A datasets that has been downloaded by more users than another dataset should have higher relevancy ranking in the search results.
An alternative to the Data Popularity is the Impact Metric Heuristic. However, this likely needs more years of data citation to compute reliable metrics for these.
Many search providers apply User Intent Modeling to predict and classify search behavior, thus helping them to optimize search results. While formal modeling approaches are likely beyond the scope of what EOSDIS search providers can apply (but see below on Implementation Approach), we can again formulate some heuristics that may improve relevancy ranking for user. Some of these heuristics are inferring the user's level of experience and expertise in remote sensing data while others base the inference on what the user is most likely trying to apply the data to. Useful information can come from the following locations:
The advent of user registration provides a golden opportunity to tune searches to a user's expressed interests. To enable this would require the ability for users to express those interests in the User Registration profile. Note that these are NOT the same as the current user type designation. Rather, this would provide a list of research areas (e.g., following the AGU section breakdown), specific types of applications (e.g., Landslides) and even specific educational areas (e.g., citizen science). Users should have the option of checking more than one interest area.
Referral from an Applications portal or tool is useful in divining preferred spatial resolution (higher is usually better) and data latency (more up to date is better). Furthermore, if the specific application can be divined from the referral, the dataset ranking can be even more precise.

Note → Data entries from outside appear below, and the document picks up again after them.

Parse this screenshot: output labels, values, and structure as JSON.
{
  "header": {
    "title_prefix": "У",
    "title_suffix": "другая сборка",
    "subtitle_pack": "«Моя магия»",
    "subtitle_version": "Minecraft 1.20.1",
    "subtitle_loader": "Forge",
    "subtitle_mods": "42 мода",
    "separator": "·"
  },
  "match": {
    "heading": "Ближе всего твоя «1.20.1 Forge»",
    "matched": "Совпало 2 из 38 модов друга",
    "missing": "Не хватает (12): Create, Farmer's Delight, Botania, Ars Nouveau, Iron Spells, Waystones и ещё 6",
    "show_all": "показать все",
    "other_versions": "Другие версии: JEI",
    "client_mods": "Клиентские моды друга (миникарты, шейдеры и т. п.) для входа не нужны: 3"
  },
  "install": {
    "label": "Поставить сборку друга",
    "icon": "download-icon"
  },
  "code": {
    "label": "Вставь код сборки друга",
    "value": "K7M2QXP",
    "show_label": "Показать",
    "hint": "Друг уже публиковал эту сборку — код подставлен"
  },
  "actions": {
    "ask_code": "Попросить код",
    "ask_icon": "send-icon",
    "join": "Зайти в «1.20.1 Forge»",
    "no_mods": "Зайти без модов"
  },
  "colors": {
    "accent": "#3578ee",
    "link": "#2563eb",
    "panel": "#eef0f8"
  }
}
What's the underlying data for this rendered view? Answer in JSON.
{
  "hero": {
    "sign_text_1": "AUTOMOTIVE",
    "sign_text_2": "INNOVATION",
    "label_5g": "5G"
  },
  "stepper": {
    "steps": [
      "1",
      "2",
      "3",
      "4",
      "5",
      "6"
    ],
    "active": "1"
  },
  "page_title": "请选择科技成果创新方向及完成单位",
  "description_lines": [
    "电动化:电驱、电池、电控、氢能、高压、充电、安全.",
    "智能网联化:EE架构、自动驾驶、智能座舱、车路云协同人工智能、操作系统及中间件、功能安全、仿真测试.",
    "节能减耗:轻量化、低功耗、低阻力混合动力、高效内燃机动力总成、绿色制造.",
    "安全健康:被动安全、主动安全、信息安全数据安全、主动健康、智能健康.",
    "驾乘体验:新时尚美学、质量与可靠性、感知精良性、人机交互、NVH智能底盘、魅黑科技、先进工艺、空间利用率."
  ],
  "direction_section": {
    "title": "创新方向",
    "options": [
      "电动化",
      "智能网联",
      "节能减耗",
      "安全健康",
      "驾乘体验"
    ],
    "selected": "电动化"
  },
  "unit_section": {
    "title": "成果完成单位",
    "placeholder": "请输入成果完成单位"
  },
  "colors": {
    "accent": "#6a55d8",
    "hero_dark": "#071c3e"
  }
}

Appearance of an keyword related to an application, such as "landslide", may be used to identify the most relevant datasets (e.g., rainfall, soil moisture, ...). Indeed, in many cases, the keyword must be translated to a data content keyword in the search itself to acquire that record in the results in the first place, as "landslide" is unlikely to show up in the description of a rainfall dataset.
Referral from an educational portal or tool in general suggests that the Ease of Use heuristic be brought into play. Specific educational portals, e.g., related to global change, may further suggest which datasets are most relevant.
Normally an albatross around the necks of EOSDIS search providers, use of jargon in the search terms suggests a higher level of experience with EOSDIS data. Examples are platform and instrument acronyms, processing levels, data formats...
As should be apparent from the above discussion, there is a rich set of information and heuristics that could be employed to dramatically improve relevancy ranking of data collections. On the one hand, it presents a daunting prospect for actually implementing them given perennial thin funding of data systems. On the other hand, it may be possible to enlist people outside the core EOSDIS development team to do it. This would require constructing the relevancy ranking component of the CMR in such a way that other authorized developers could add what amounts to sorting algorithms. This likely involves a simple API, and ideally a test environment that would not interfere with the core development (such as the Innovation Lab proposed by a working group.) Furthermore, this general area may draw the interest of researchers in data science, who could perhaps bring more sophisticated and powerful methods of relevancy ranking to EOSDIS. (A member of the GES DISC has already expressed interest in something like this for a Master's thesis project; it may also be a good post-graduate internship project.) The CMR relevancy ranking component should be designed to permit (or at least not preclude) this possibility.